Reviewed by SIR WILLIAM CARRON
The Rules of Work by Michael Fogarty (Geoffrey Chaiman, 30s.).
THIS is the House that Jack built. How many of us can remember all of those strange facts that have connection with this unusual house: the sack that held the malt, the cow with the crumpled horn, the dog that worried the cat and the insignificant string that tied the sack? In a peculiar kind of way, this is a form of analysis. On the other hand, did we know why string was used. why a sack and not a box? Were we aware of the motives that drove the huntsman, with his hounds and horn, to set in motion the events that lead us to the priest all shaven and shorn?
Did we know why the milkmaid married the beggar, or even why the dog worried the cat or. for that matter, why Jack built the House in the first place?
Professor Michael Fogarty could have revealed the last psychological and physiological detail.
* * If you find yourself thinking, after thirty or forty pages of this book, that the author is attempting to settle the old problem of how many angels can dance on the point of a needle then lay this book aside, it is not for you.
This book has been expertly and painstakingly created in order to till the need of the serious-minded investigator who seeks to know
the "whys" and the "wherefores" of day-to-day industrial coexistence.
While this work is seemingly directed towards the university student or the more advanced sections of technical education, it is, at the same time, not beyond the comprehension and understanding of the intelligent layman. The style in which it is written makes it abundantly clear to any individual who has an average ability to read his own language and to understand what he has read.
The principles and deep analysis contained in this work will appeal to progressive management and to the knowledgable trade unionist. It is not an easy hook to read and it demands the whole of your concentration if you are to get the value from the pages as you turn them.
The author does not content' himself with slipping easily over the surface of human relationship in industry hut remorselessly dissects every facet and integral part of such relationship, sometimes bringing into the hard and merciless light fundamentals, or prime factors, of human conduct which, to many of us, have hitherto been hidden or unsuspected.
Not among the least of the advantages enjoyed by the reader of Professor Fogarty's book is the all-embracing nature of his annotation. Nowhere have I seen a treatise, on Industrial Relationship and kindred subjects, which has such an all-embracing bibliography revealed page by page as you progress further and further into the book.

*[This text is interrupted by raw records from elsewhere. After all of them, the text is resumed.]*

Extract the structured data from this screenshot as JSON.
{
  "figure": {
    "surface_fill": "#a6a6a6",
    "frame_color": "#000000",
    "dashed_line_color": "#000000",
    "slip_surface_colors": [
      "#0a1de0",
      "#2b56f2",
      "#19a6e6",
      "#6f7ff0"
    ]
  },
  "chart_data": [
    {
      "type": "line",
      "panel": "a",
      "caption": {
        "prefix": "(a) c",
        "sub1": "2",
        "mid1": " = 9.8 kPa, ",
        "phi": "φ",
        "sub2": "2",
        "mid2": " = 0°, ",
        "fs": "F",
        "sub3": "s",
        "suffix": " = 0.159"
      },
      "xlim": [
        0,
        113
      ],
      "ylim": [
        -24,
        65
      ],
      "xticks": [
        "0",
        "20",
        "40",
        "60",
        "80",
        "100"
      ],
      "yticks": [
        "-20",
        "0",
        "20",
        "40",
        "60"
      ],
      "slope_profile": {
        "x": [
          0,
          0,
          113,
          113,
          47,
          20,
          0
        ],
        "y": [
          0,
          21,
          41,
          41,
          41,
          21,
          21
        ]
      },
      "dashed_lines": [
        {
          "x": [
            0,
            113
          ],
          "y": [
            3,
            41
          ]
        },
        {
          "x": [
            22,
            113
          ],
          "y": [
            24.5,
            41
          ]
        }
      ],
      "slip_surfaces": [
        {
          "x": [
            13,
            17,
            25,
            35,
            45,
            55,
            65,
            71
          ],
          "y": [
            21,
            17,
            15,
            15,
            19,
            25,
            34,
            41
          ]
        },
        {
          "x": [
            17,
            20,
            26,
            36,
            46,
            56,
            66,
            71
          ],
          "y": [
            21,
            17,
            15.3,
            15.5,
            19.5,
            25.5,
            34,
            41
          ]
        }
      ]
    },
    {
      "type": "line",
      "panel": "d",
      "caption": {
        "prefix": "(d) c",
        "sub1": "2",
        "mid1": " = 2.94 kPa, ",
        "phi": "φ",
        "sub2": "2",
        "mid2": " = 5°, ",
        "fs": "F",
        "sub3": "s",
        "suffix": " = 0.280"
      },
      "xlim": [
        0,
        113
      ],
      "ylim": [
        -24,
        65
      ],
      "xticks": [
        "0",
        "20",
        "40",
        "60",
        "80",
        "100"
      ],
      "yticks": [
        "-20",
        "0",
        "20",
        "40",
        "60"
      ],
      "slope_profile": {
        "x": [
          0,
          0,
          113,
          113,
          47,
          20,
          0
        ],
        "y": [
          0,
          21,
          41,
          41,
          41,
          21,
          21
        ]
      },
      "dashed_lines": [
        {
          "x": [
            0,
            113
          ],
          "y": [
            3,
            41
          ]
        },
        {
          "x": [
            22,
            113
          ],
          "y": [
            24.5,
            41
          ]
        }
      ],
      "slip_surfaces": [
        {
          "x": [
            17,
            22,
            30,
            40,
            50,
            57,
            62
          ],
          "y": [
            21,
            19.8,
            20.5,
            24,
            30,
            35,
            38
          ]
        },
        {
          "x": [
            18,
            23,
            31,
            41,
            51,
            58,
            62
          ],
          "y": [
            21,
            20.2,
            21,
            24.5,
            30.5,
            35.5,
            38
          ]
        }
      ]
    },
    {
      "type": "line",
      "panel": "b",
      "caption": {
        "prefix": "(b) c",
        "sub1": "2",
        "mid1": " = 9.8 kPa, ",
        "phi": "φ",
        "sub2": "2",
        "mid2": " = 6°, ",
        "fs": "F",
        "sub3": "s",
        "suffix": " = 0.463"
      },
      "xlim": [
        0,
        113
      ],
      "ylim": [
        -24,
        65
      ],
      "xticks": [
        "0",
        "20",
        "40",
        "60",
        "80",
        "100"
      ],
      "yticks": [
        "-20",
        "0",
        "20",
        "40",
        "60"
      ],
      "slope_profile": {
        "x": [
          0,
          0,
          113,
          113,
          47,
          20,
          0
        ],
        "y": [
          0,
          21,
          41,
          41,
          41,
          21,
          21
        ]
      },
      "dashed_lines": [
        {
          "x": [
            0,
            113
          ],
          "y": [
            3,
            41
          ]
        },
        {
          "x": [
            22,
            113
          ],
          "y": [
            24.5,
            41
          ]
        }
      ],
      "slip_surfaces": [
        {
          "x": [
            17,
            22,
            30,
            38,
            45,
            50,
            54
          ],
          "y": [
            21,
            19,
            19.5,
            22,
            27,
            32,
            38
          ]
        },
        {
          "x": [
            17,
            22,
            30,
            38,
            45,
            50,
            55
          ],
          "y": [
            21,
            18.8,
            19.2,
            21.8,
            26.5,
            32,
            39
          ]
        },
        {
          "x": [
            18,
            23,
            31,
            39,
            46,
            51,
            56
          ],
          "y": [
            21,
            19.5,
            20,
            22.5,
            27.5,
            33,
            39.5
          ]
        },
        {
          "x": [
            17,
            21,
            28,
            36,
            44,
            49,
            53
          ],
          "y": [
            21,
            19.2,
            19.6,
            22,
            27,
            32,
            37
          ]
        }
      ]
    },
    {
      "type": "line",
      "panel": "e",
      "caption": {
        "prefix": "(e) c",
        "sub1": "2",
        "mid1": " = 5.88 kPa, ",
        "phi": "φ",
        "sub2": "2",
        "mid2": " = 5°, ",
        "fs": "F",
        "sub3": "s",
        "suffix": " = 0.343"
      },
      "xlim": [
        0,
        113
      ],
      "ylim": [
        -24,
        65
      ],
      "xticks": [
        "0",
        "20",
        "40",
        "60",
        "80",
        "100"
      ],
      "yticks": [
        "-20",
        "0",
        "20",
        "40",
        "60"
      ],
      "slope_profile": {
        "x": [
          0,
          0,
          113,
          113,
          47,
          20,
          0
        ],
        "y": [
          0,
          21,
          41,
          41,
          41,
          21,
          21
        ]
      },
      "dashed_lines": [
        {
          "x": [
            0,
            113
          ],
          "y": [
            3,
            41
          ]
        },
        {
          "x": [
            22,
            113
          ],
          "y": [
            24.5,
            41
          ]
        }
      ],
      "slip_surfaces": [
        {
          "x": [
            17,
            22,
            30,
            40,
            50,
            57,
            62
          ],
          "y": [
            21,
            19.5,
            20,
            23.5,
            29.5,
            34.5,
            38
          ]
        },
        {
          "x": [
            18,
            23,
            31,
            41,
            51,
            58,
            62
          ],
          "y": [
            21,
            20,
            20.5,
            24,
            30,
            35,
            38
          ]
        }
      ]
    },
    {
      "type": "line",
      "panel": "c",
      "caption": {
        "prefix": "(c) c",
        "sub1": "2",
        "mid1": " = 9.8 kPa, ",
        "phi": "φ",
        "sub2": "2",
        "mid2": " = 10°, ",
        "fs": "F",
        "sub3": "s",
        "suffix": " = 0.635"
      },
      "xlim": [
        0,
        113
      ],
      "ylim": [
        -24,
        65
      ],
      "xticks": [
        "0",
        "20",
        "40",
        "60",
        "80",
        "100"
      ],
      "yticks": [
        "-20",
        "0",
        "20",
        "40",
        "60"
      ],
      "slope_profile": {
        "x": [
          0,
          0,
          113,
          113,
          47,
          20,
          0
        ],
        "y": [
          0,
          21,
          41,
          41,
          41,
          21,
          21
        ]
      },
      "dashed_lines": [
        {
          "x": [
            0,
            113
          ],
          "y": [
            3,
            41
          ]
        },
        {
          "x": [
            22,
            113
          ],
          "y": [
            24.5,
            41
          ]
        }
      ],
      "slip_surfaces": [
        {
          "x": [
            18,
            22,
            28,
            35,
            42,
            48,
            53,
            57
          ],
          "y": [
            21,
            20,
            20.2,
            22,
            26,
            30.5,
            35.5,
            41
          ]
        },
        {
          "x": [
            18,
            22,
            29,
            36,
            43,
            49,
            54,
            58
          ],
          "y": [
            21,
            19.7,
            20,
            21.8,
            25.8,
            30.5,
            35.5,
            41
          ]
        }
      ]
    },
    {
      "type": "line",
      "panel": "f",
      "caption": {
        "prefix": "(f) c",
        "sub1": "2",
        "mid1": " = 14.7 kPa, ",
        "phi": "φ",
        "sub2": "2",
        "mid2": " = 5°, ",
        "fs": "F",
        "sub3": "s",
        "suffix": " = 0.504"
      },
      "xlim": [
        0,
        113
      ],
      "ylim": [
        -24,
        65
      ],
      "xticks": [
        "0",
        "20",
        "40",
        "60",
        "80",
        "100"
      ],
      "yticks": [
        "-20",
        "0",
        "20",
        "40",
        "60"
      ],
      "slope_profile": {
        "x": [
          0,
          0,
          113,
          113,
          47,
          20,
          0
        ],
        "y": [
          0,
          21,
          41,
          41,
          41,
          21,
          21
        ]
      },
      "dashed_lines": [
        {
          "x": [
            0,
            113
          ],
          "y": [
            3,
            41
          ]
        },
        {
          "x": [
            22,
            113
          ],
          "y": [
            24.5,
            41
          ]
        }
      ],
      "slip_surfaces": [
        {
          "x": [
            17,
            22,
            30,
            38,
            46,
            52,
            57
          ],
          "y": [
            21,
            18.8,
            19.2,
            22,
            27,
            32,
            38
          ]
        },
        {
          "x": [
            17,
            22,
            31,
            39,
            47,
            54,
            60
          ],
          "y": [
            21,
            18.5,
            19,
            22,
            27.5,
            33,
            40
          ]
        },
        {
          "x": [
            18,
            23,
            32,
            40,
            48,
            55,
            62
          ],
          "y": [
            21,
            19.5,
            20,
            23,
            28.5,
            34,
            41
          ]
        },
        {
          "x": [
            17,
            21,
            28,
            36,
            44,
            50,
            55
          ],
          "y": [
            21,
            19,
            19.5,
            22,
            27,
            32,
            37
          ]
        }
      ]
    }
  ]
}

It is a veritable paradise for the research worker and the student. Obviously, one is forcibly impressed by the profound depth of knowledge and the results of fantastically wide research which Professor Fogarty is offering to all who care to expend the time and trouble to read his book.
* * The fact that the author, in places, apparently abandons some of the basic rules of classical composition emboldens me, also, to take liberties. I shall borrow a word that has come to mean so much to the film industry and I say, categorically, that, for all who appreciate the "spectacle" in abstract, this book is a "must".